Lacerda is delighted by the success in the favelas of the institution of mutirão, mutual help. Since most of the squatters are recent immigrants from the backlands they are used to the old peasant system. If a man is building a house the neighbors pitch in to help. They work the same way in the favelas. The governor’s plan is to give the squatters title to the little plots they have already built their houses on, and gradually to draw them into the benefits and responsibilities of citizenship. “We want them to feel,” he says, “that they are regular people … just like anybody else.”

Leaving the favela the governor will pick up his chief engineer and visit the excavations where they are laying a new sewer, or check on the work on the tunnels being drilled through the mountains for the new water supply, which is to be chlorinated and treated with fluorine at the source. Then he’ll dedicate a clinic that is part of his program for renovating the obsolete hospitals, or cut the tape on a new thoroughfare designed to alleviate some of Rio’s unending traffic jam. Almost daily he opens a school. There are so many new schools he’s run out of names for them and asks his visitors to make lists of suggestions. Next it’s a viaduct or the beginning of a great traffic tunnel to link an isolated part of the city into the highway system.

He seems to carry all the details in his head. He gives the impression of knowing more about each project than the men in charge. Though he’s death on incompetence, he keeps the enthusiasm of his staff at a high pitch. Good work is immediately recognized. “I wouldn’t have believed it,” said one of Lacerda’s oldest friends, a lawyer who had helped him set up his newspaper fifteen years before. “We thought of him as the editorial writer, the fearless orator. To have him turn into an administrator is the surprise of the century … Why, he’s actually happy in administration.”

Brazil is a land of thoroughgoing social democracy. A public man has to be open to anybody who wants to talk to him. On his rounds Lacerda has to be ready with a little speech for every occasion. Humorous hardhitting casual discourses come easy as breathing. Everywhere the crowd presses around him. He seems to have time for everyone, for old women whose sons are in trouble, for a lame man who can’t get into a hospital, for a young man who wants him to start a school for television technicians. Doctors, engineers, hospital nurses, all whisper their problems in his ear. By night the men on his staff are worn out. Governor Lacerda is still ready to talk with a foreign visitor, or to dine with a group of American students.

Tonight a couple of the students have managed to get lost. At going home time between five and seven in Rio taxis can’t be found. Buses and trolleys are packed tight as sardinetins. We sit waiting on a sofa in the livingroom. In spite of his punishing schedule the governor shows no sign of impatience.

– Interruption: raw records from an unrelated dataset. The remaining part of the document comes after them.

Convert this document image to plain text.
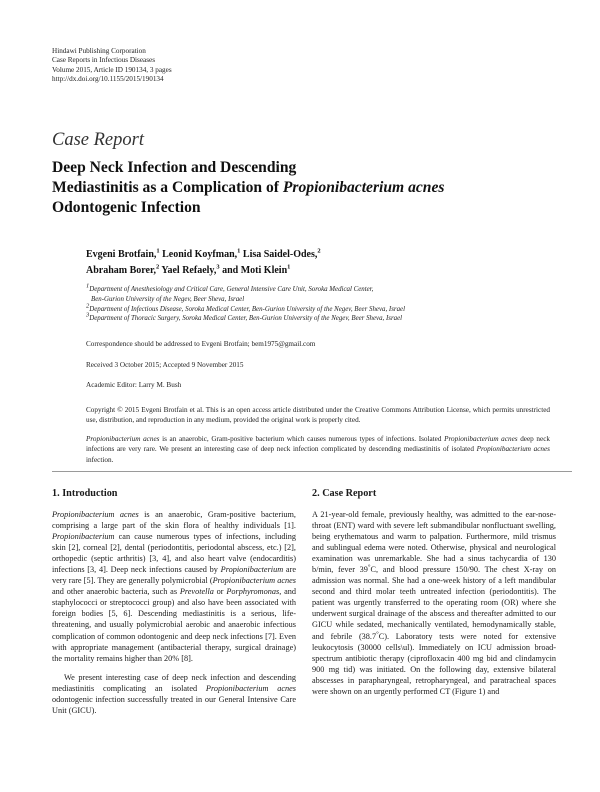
Hindawi Publishing Corporation
Case Reports in Infectious Diseases
Volume 2015, Article ID 190134, 3 pages
http://dx.doi.org/10.1155/2015/190134
Case Report
Deep Neck Infection and Descending
Mediastinitis as a Complication of Propionibacterium acnes
Odontogenic Infection
Evgeni Brotfain,$^1$ Leonid Koyfman,$^1$ Lisa Saidel-Odes,$^2$
Abraham Borer,$^2$ Yael Refaely,$^3$ and Moti Klein$^1$
$^1$Department of Anesthesiology and Critical Care, General Intensive Care Unit, Soroka Medical Center,
Ben-Gurion University of the Negev, Beer Sheva, Israel
$^2$Department of Infectious Disease, Soroka Medical Center, Ben-Gurion University of the Negev, Beer Sheva, Israel
$^3$Department of Thoracic Surgery, Soroka Medical Center, Ben-Gurion University of the Negev, Beer Sheva, Israel
Correspondence should be addressed to Evgeni Brotfain; bem1975@gmail.com
Received 3 October 2015; Accepted 9 November 2015
Academic Editor: Larry M. Bush
Copyright © 2015 Evgeni Brotfain et al. This is an open access article distributed under the Creative Commons Attribution License, which permits unrestricted use, distribution, and reproduction in any medium, provided the original work is properly cited.
Propionibacterium acnes is an anaerobic, Gram-positive bacterium which causes numerous types of infections. Isolated Propionibacterium acnes deep neck infections are very rare. We present an interesting case of deep neck infection complicated by descending mediastinitis of isolated Propionibacterium acnes infection.
1. Introduction

Propionibacterium acnes is an anaerobic, Gram-positive bacterium, comprising a large part of the skin flora of healthy individuals [1]. Propionibacterium can cause numerous types of infections, including skin [2], corneal [2], dental (periodontitis, periodontal abscess, etc.) [2], orthopedic (septic arthritis) [3, 4], and also heart valve (endocarditis) infections [3, 4]. Deep neck infections caused by Propionibacterium are very rare [5]. They are generally polymicrobial (Propionibacterium acnes and other anaerobic bacteria, such as Prevotella or Porphyromonas, and staphylococci or streptococci group) and also have been associated with foreign bodies [5, 6]. Descending mediastinitis is a serious, life-threatening, and usually polymicrobial aerobic and anaerobic infectious complication of common odontogenic and deep neck infections [7]. Even with appropriate management (antibacterial therapy, surgical drainage) the mortality remains higher than 20% [8].

We present interesting case of deep neck infection and descending mediastinitis complicating an isolated Propionibacterium acnes odontogenic infection successfully treated in our General Intensive Care Unit (GICU).

2. Case Report

A 21-year-old female, previously healthy, was admitted to the ear-nose-throat (ENT) ward with severe left submandibular nonfluctuant swelling, being erythematous and warm to palpation. Furthermore, mild trismus and sublingual edema were noted. Otherwise, physical and neurological examination was unremarkable. She had a sinus tachycardia of 130 b/min, fever 39°C, and blood pressure 150/90. The chest X-ray on admission was normal. She had a one-week history of a left mandibular second and third molar teeth untreated infection (periodontitis). The patient was urgently transferred to the operating room (OR) where she underwent surgical drainage of the abscess and thereafter admitted to our GICU while sedated, mechanically ventilated, hemodynamically stable, and febrile (38.7°C). Laboratory tests were noted for extensive leukocytosis (30000 cells\ul). Immediately on ICU admission broad-spectrum antibiotic therapy (ciprofloxacin 400 mg bid and clindamycin 900 mg tid) was initiated. On the following day, extensive bilateral abscesses in parapharyngeal, retropharyngeal, and paratracheal spaces were shown on an urgently performed CT (Figure 1) and
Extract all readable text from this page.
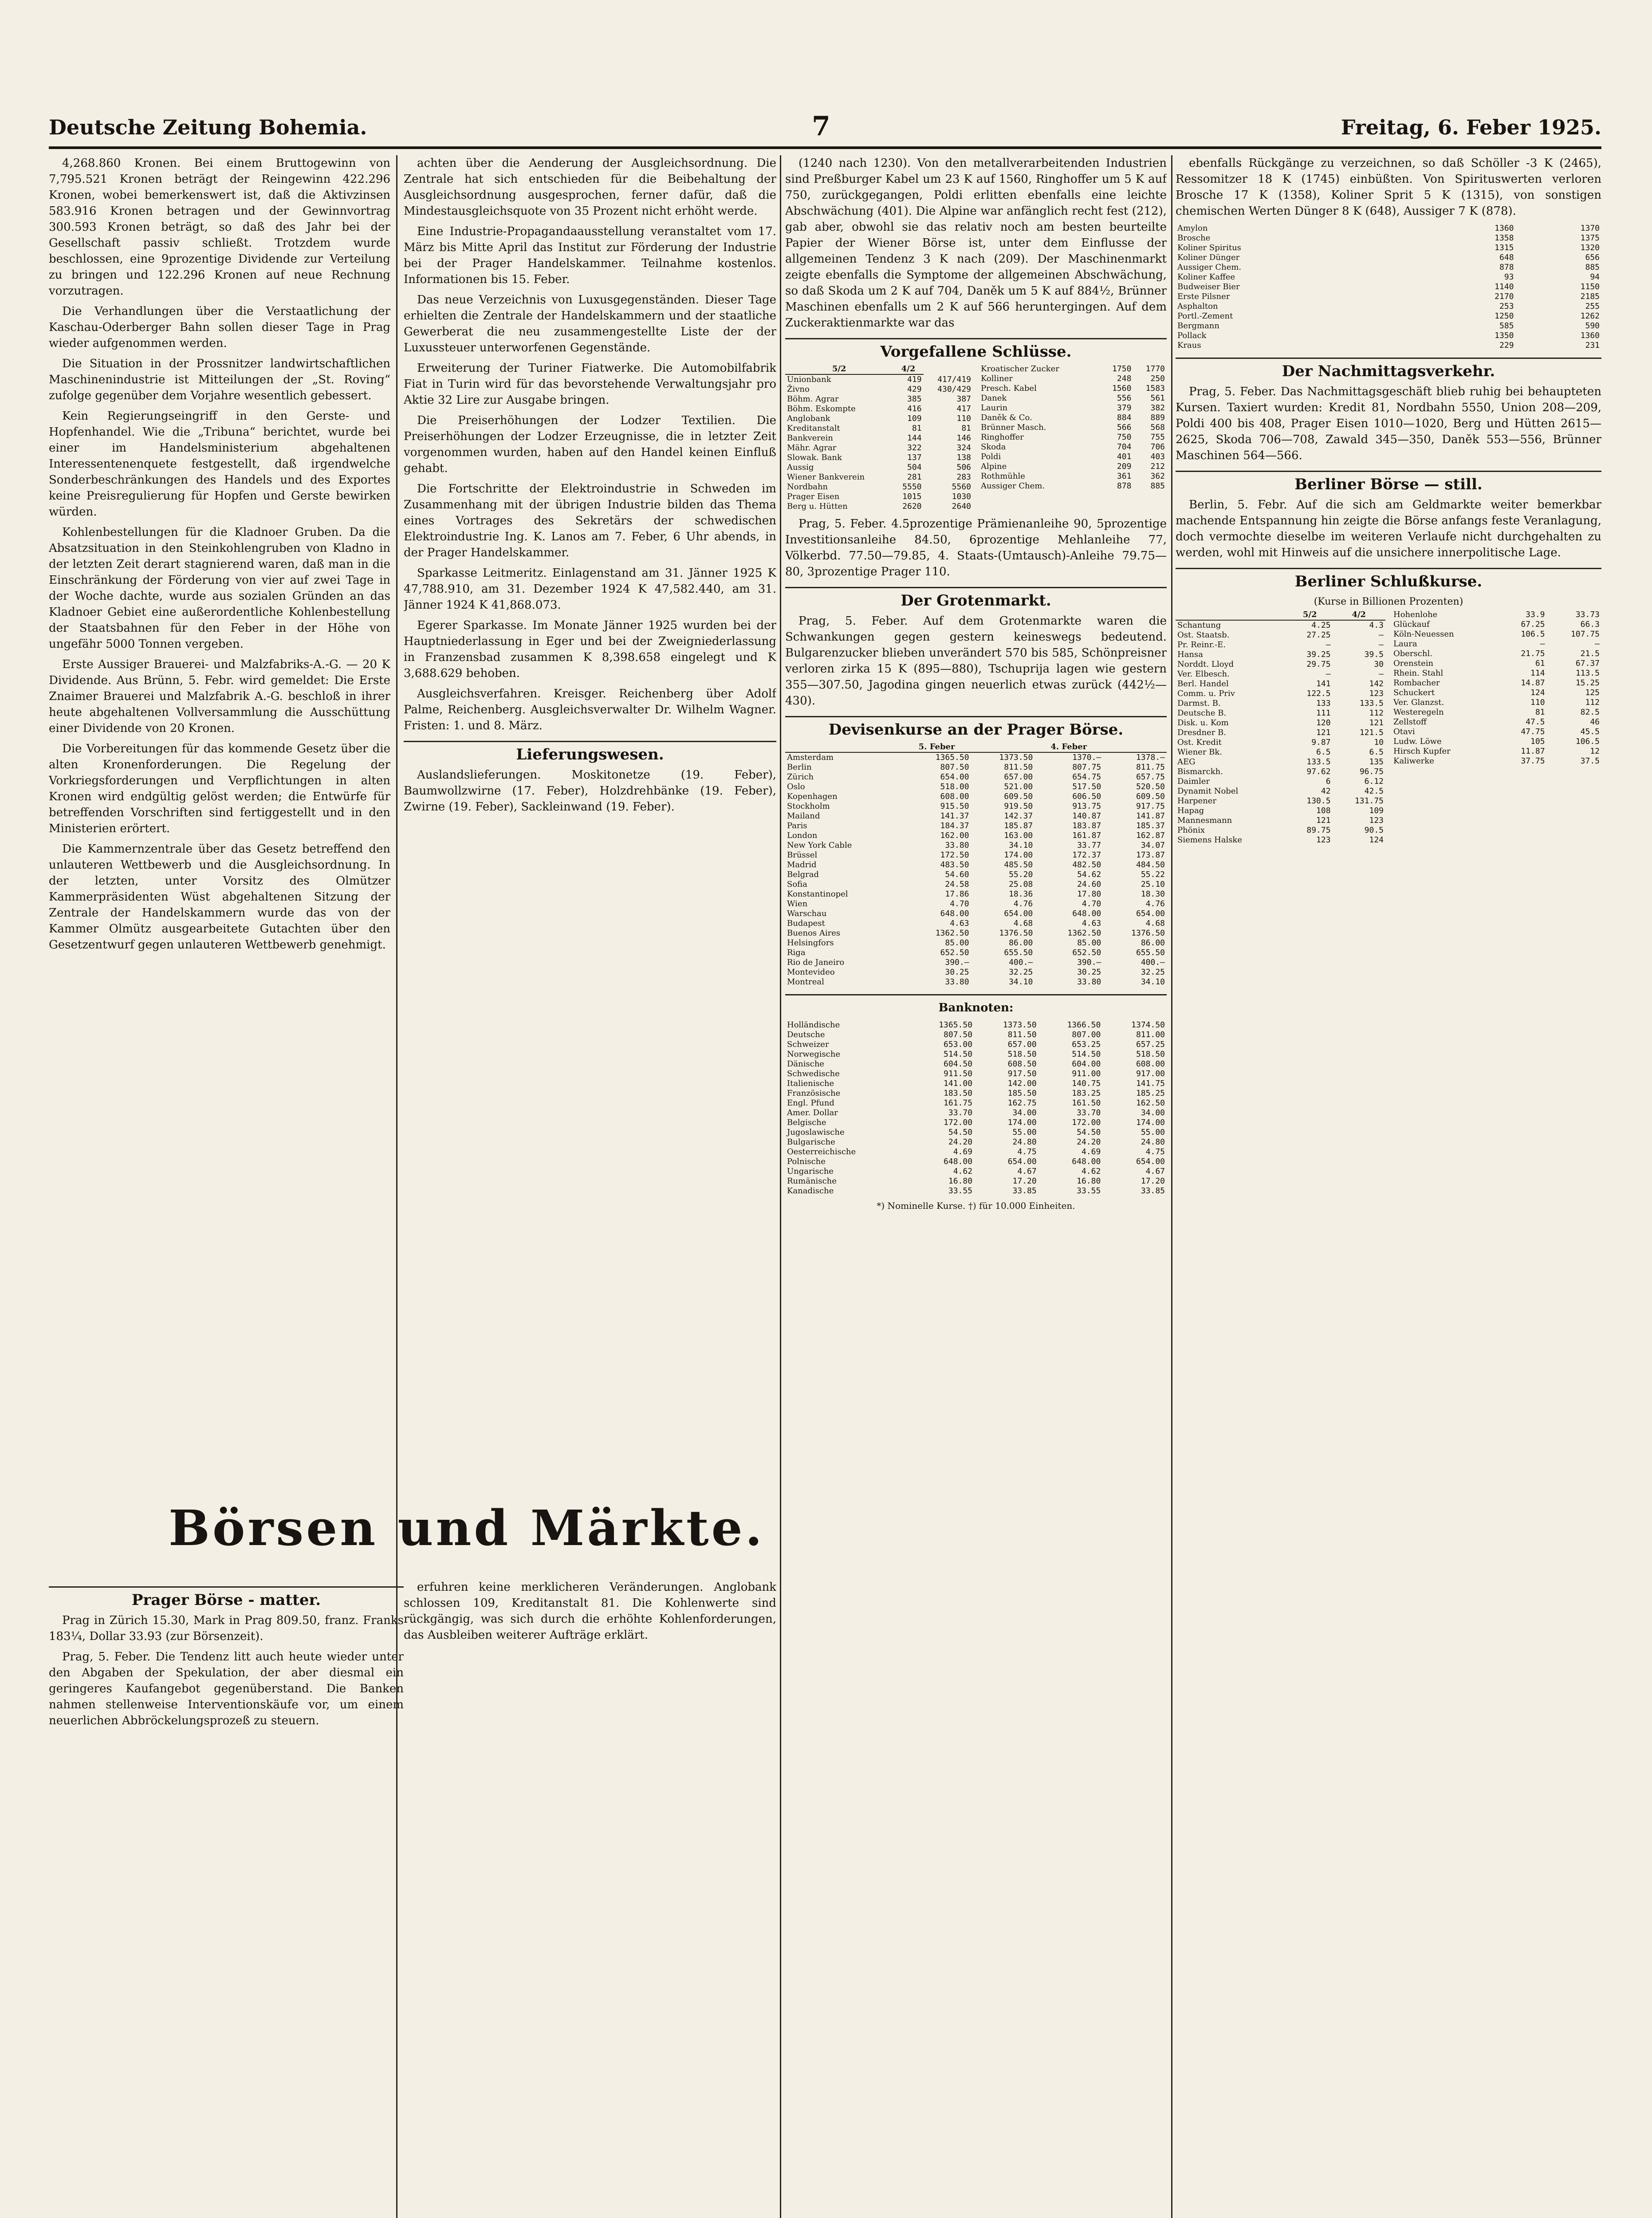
Deutsche Zeitung Bohemia.	7	Freitag, 6. Feber 1925.

4,268.860 Kronen. Bei einem Bruttogewinn von 7,795.521 Kronen beträgt der Reingewinn 422.296 Kronen, wobei bemerkenswert ist, daß die Aktivzinsen 583.916 Kronen betragen und der Gewinnvortrag 300.593 Kronen beträgt, so daß des Jahr bei der Gesellschaft passiv schließt. Trotzdem wurde beschlossen, eine 9prozentige Dividende zur Verteilung zu bringen und 122.296 Kronen auf neue Rechnung vorzutragen.

Die Verhandlungen über die Verstaatlichung der Kaschau-Oderberger Bahn sollen dieser Tage in Prag wieder aufgenommen werden.

Die Situation in der Prossnitzer landwirtschaftlichen Maschinenindustrie ist Mitteilungen der „St. Roving“ zufolge gegenüber dem Vorjahre wesentlich gebessert.

Kein Regierungseingriff in den Gerste- und Hopfenhandel. Wie die „Tribuna“ berichtet, wurde bei einer im Handelsministerium abgehaltenen Interessentenenquete festgestellt, daß irgendwelche Sonderbeschränkungen des Handels und des Exportes keine Preisregulierung für Hopfen und Gerste bewirken würden.

Kohlenbestellungen für die Kladnoer Gruben. Da die Absatzsituation in den Steinkohlengruben von Kladno in der letzten Zeit derart stagnierend waren, daß man in die Einschränkung der Förderung von vier auf zwei Tage in der Woche dachte, wurde aus sozialen Gründen an das Kladnoer Gebiet eine außerordentliche Kohlenbestellung der Staatsbahnen für den Feber in der Höhe von ungefähr 5000 Tonnen vergeben.

Erste Aussiger Brauerei- und Malzfabriks-A.-G. — 20 K Dividende. Aus Brünn, 5. Febr. wird gemeldet: Die Erste Znaimer Brauerei und Malzfabrik A.-G. beschloß in ihrer heute abgehaltenen Vollversammlung die Ausschüttung einer Dividende von 20 Kronen.

Die Vorbereitungen für das kommende Gesetz über die alten Kronenforderungen. Die Regelung der Vorkriegsforderungen und Verpflichtungen in alten Kronen wird endgültig gelöst werden; die Entwürfe für betreffenden Vorschriften sind fertiggestellt und in den Ministerien erörtert.

Die Kammernzentrale über das Gesetz betreffend den unlauteren Wettbewerb und die Ausgleichsordnung. In der letzten, unter Vorsitz des Olmützer Kammerpräsidenten Wüst abgehaltenen Sitzung der Zentrale der Handelskammern wurde das von der Kammer Olmütz ausgearbeitete Gutachten über den Gesetzentwurf gegen unlauteren Wettbewerb genehmigt.

achten über die Aenderung der Ausgleichsordnung. Die Zentrale hat sich entschieden für die Beibehaltung der Ausgleichsordnung ausgesprochen, ferner dafür, daß die Mindestausgleichsquote von 35 Prozent nicht erhöht werde.

Eine Industrie-Propagandaausstellung veranstaltet vom 17. März bis Mitte April das Institut zur Förderung der Industrie bei der Prager Handelskammer. Teilnahme kostenlos. Informationen bis 15. Feber.

Das neue Verzeichnis von Luxusgegenständen. Dieser Tage erhielten die Zentrale der Handelskammern und der staatliche Gewerberat die neu zusammengestellte Liste der der Luxussteuer unterworfenen Gegenstände.

Erweiterung der Turiner Fiatwerke. Die Automobilfabrik Fiat in Turin wird für das bevorstehende Verwaltungsjahr pro Aktie 32 Lire zur Ausgabe bringen.

Die Preiserhöhungen der Lodzer Textilien. Die Preiserhöhungen der Lodzer Erzeugnisse, die in letzter Zeit vorgenommen wurden, haben auf den Handel keinen Einfluß gehabt.

Die Fortschritte der Elektroindustrie in Schweden im Zusammenhang mit der übrigen Industrie bilden das Thema eines Vortrages des Sekretärs der schwedischen Elektroindustrie Ing. K. Lanos am 7. Feber, 6 Uhr abends, in der Prager Handelskammer.

Sparkasse Leitmeritz. Einlagenstand am 31. Jänner 1925 K 47,788.910, am 31. Dezember 1924 K 47,582.440, am 31. Jänner 1924 K 41,868.073.

Egerer Sparkasse. Im Monate Jänner 1925 wurden bei der Hauptniederlassung in Eger und bei der Zweigniederlassung in Franzensbad zusammen K 8,398.658 eingelegt und K 3,688.629 behoben.

Ausgleichsverfahren. Kreisger. Reichenberg über Adolf Palme, Reichenberg. Ausgleichsverwalter Dr. Wilhelm Wagner. Fristen: 1. und 8. März.

Lieferungswesen.

Auslandslieferungen. Moskitonetze (19. Feber), Baumwollzwirne (17. Feber), Holzdrehbänke (19. Feber), Zwirne (19. Feber), Sackleinwand (19. Feber).

Börsen und Märkte.
Prager Börse - matter.

Prag in Zürich 15.30, Mark in Prag 809.50, franz. Franks 183¼, Dollar 33.93 (zur Börsenzeit).

Prag, 5. Feber. Die Tendenz litt auch heute wieder unter den Abgaben der Spekulation, der aber diesmal ein geringeres Kaufangebot gegenüberstand. Die Banken nahmen stellenweise Interventionskäufe vor, um einem neuerlichen Abbröckelungsprozeß zu steuern.

erfuhren keine merklicheren Veränderungen. Anglobank schlossen 109, Kreditanstalt 81. Die Kohlenwerte sind rückgängig, was sich durch die erhöhte Kohlenforderungen, das Ausbleiben weiterer Aufträge erklärt.

(1240 nach 1230). Von den metallverarbeitenden Industrien sind Preßburger Kabel um 23 K auf 1560, Ringhoffer um 5 K auf 750, zurückgegangen, Poldi erlitten ebenfalls eine leichte Abschwächung (401). Die Alpine war anfänglich recht fest (212), gab aber, obwohl sie das relativ noch am besten beurteilte Papier der Wiener Börse ist, unter dem Einflusse der allgemeinen Tendenz 3 K nach (209). Der Maschinenmarkt zeigte ebenfalls die Symptome der allgemeinen Abschwächung, so daß Skoda um 2 K auf 704, Daněk um 5 K auf 884½, Brünner Maschinen ebenfalls um 2 K auf 566 heruntergingen. Auf dem Zuckeraktienmarkte war das

Vorgefallene Schlüsse.
5/2	4/2	
Unionbank	419	417/419
Živno	429	430/429
Böhm. Agrar	385	387
Böhm. Eskompte	416	417
Anglobank	109	110
Kreditanstalt	81	81
Bankverein	144	146
Mähr. Agrar	322	324
Slowak. Bank	137	138
Aussig	504	506
Wiener Bankverein	281	283
Nordbahn	5550	5560
Prager Eisen	1015	1030
Berg u. Hütten	2620	2640
Kroatischer Zucker	1750	1770
Kolliner	248	250
Presch. Kabel	1560	1583
Danek	556	561
Laurin	379	382
Daněk & Co.	884	889
Brünner Masch.	566	568
Ringhoffer	750	755
Skoda	704	706
Poldi	401	403
Alpine	209	212
Rothmühle	361	362
Aussiger Chem.	878	885

Prag, 5. Feber. 4.5prozentige Prämienanleihe 90, 5prozentige Investitionsanleihe 84.50, 6prozentige Mehlanleihe 77, Völkerbd. 77.50—79.85, 4. Staats-(Umtausch)-Anleihe 79.75—80, 3prozentige Prager 110.

Der Grotenmarkt.

Prag, 5. Feber. Auf dem Grotenmarkte waren die Schwankungen gegen gestern keineswegs bedeutend. Bulgarenzucker blieben unverändert 570 bis 585, Schönpreisner verloren zirka 15 K (895—880), Tschuprija lagen wie gestern 355—307.50, Jagodina gingen neuerlich etwas zurück (442½—430).

Devisenkurse an der Prager Börse.
	5. Feber		4. Feber	
Amsterdam	1365.50	1373.50	1370.—	1378.—
Berlin	807.50	811.50	807.75	811.75
Zürich	654.00	657.00	654.75	657.75
Oslo	518.00	521.00	517.50	520.50
Kopenhagen	608.00	609.50	606.50	609.50
Stockholm	915.50	919.50	913.75	917.75
Mailand	141.37	142.37	140.87	141.87
Paris	184.37	185.87	183.87	185.37
London	162.00	163.00	161.87	162.87
New York Cable	33.80	34.10	33.77	34.07
Brüssel	172.50	174.00	172.37	173.87
Madrid	483.50	485.50	482.50	484.50
Belgrad	54.60	55.20	54.62	55.22
Sofia	24.58	25.08	24.60	25.10
Konstantinopel	17.86	18.36	17.80	18.30
Wien	4.70	4.76	4.70	4.76
Warschau	648.00	654.00	648.00	654.00
Budapest	4.63	4.68	4.63	4.68
Buenos Aires	1362.50	1376.50	1362.50	1376.50
Helsingfors	85.00	86.00	85.00	86.00
Riga	652.50	655.50	652.50	655.50
Rio de Janeiro	390.—	400.—	390.—	400.—
Montevideo	30.25	32.25	30.25	32.25
Montreal	33.80	34.10	33.80	34.10
Banknoten:
Holländische	1365.50	1373.50	1366.50	1374.50
Deutsche	807.50	811.50	807.00	811.00
Schweizer	653.00	657.00	653.25	657.25
Norwegische	514.50	518.50	514.50	518.50
Dänische	604.50	608.50	604.00	608.00
Schwedische	911.50	917.50	911.00	917.00
Italienische	141.00	142.00	140.75	141.75
Französische	183.50	185.50	183.25	185.25
Engl. Pfund	161.75	162.75	161.50	162.50
Amer. Dollar	33.70	34.00	33.70	34.00
Belgische	172.00	174.00	172.00	174.00
Jugoslawische	54.50	55.00	54.50	55.00
Bulgarische	24.20	24.80	24.20	24.80
Oesterreichische	4.69	4.75	4.69	4.75
Polnische	648.00	654.00	648.00	654.00
Ungarische	4.62	4.67	4.62	4.67
Rumänische	16.80	17.20	16.80	17.20
Kanadische	33.55	33.85	33.55	33.85
*) Nominelle Kurse. †) für 10.000 Einheiten.

ebenfalls Rückgänge zu verzeichnen, so daß Schöller -3 K (2465), Ressomitzer 18 K (1745) einbüßten. Von Spirituswerten verloren Brosche 17 K (1358), Koliner Sprit 5 K (1315), von sonstigen chemischen Werten Dünger 8 K (648), Aussiger 7 K (878).

Amylon	1360	1370
Brosche	1358	1375
Koliner Spiritus	1315	1320
Koliner Dünger	648	656
Aussiger Chem.	878	885
Koliner Kaffee	93	94
Budweiser Bier	1140	1150
Erste Pilsner	2170	2185
Asphalton	253	255
Portl.-Zement	1250	1262
Bergmann	585	590
Pollack	1350	1360
Kraus	229	231
Der Nachmittagsverkehr.

Prag, 5. Feber. Das Nachmittagsgeschäft blieb ruhig bei behaupteten Kursen. Taxiert wurden: Kredit 81, Nordbahn 5550, Union 208—209, Poldi 400 bis 408, Prager Eisen 1010—1020, Berg und Hütten 2615—2625, Skoda 706—708, Zawald 345—350, Daněk 553—556, Brünner Maschinen 564—566.

Berliner Börse — still.

Berlin, 5. Febr. Auf die sich am Geldmarkte weiter bemerkbar machende Entspannung hin zeigte die Börse anfangs feste Veranlagung, doch vermochte dieselbe im weiteren Verlaufe nicht durchgehalten zu werden, wohl mit Hinweis auf die unsichere innerpolitische Lage.

Berliner Schlußkurse.
(Kurse in Billionen Prozenten)
	5/2	4/2
Schantung	4.25	4.3
Ost. Staatsb.	27.25	—
Pr. Reinr.-E.	—	—
Hansa	39.25	39.5
Norddt. Lloyd	29.75	30
Ver. Elbesch.	—	—
Berl. Handel	141	142
Comm. u. Priv	122.5	123
Darmst. B.	133	133.5
Deutsche B.	111	112
Disk. u. Kom	120	121
Dresdner B.	121	121.5
Ost. Kredit	9.87	10
Wiener Bk.	6.5	6.5
AEG	133.5	135
Bismarckh.	97.62	96.75
Daimler	6	6.12
Dynamit Nobel	42	42.5
Harpener	130.5	131.75
Hapag	108	109
Mannesmann	121	123
Phönix	89.75	90.5
Siemens Halske	123	124
Hohenlohe	33.9	33.73
Glückauf	67.25	66.3
Köln-Neuessen	106.5	107.75
Laura	—	—
Oberschl.	21.75	21.5
Orenstein	61	67.37
Rhein. Stahl	114	113.5
Rombacher	14.87	15.25
Schuckert	124	125
Ver. Glanzst.	110	112
Westeregeln	81	82.5
Zellstoff	47.5	46
Otavi	47.75	45.5
Ludw. Löwe	105	106.5
Hirsch Kupfer	11.87	12
Kaliwerke	37.75	37.5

He does admit to having a bad cold. Though his voice is hoarse his talk flows on. He has an extraordinary flow of words in Portuguese and in English. He starts to tell about the loneliness of his position. It is the custom in Brazil for a public man to find jobs for all his friends and relatives. Lacerda has kept them at arm’s length. He sees nothing else to do. This has done him more harm than anything. So many people who used to be fond of him now think he’s a terrible fellow.

There are other things he’d like to do, other things than fighting Communists and fellowtravelers, he’d like to take time off to write a novel. He’d like to be Minister of Education in a federal administration he had confidence in, or ambassador to Washington. He feels he knows Washington well enough to get past the pundits and the knowitall columnists and to explain Brazil to the American people in Brazilian terms.